Part of your point still stands: the `for' loop is harder to read and write specifically because it is more general. `for' loops can do all kinds of wacky things.




Yeah. When I said 99% I wasn't just including what the language provides. That usually lies in the 1%, even for 'bad' languages. Generalization there is usually justified. No, I was thinking of the functions and interfaces we create atop the language and standard library.


Language, standard library, or custom module boundaries, it's the same problem: there are 2 kinds of generality.

The first kind is exhaustiveness. Being general by accounting for all special cases. That one is complicated, and rarely worth doing beforehand.

The second kind is genericity. Being general by ignoring all the special cases. That one is often simpler and more solid than any special case. Parametric polymorphism (or generics, or templates) are like that: ignoring the specifics of the parameters limits what you can do with them, making the generic thing simpler.

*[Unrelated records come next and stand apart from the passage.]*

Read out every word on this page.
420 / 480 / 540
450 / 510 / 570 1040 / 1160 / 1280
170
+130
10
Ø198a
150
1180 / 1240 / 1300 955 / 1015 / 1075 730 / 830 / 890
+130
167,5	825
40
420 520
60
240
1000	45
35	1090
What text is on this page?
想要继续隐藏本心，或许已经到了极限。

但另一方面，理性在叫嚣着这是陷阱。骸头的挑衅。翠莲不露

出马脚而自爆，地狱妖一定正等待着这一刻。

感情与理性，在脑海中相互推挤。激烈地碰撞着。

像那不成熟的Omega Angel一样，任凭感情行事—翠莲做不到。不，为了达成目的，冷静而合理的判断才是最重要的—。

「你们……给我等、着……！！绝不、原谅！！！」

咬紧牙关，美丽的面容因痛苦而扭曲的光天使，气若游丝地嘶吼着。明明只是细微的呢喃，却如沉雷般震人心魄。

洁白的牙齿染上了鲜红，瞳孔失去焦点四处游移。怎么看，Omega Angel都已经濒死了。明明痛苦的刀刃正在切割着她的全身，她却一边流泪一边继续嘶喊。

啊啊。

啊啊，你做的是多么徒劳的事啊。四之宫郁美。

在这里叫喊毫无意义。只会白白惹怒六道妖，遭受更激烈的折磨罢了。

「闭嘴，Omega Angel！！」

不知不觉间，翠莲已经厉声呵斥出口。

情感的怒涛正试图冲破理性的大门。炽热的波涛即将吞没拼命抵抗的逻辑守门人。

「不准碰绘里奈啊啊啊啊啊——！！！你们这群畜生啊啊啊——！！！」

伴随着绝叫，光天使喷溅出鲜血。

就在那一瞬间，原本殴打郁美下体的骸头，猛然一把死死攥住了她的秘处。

The layer at which you choose to apply exhaustiveness or genericity is irrelevant in my opinion. C++ often leans towards the exhaustiveness end of the spectrum despite being a language, for instance.


Interesting. My take was that language, standard library and third-party libraries are part of the same state space, just organized by the amount of use they receive. Since user-space libraries receive less hammering (many have just one user) they're usually still in the "adding exceptions" phase and haven't yet attained (and perhaps never will attain) the simplicity on the other side of complexity when the requirements stabilize.

I think that maps to your distinction, except that I don't believe in 'exhaustiveness'. The state space of a program isn't some fixed thing for most programs. It evolves and grows in response to what we want it to do, which dimensions we choose to generalize along and where we stay stable. I think it's equally reasonable to view the evolution of special cases as equally exhaustive at every point, it's the boundaries of the state space (requirements) that is growing in strange ways.


So can calls to "map" and "filter", if your language allows side effects.

Not that I'm trying to be all dogmatic about referential transparency- more like, without it, is there a large benefit to functional style vs. procedural style?


You are right about side effects.

From all I've heard people in impure languages have begun to embrace the notion of restricting side effects voluntarily.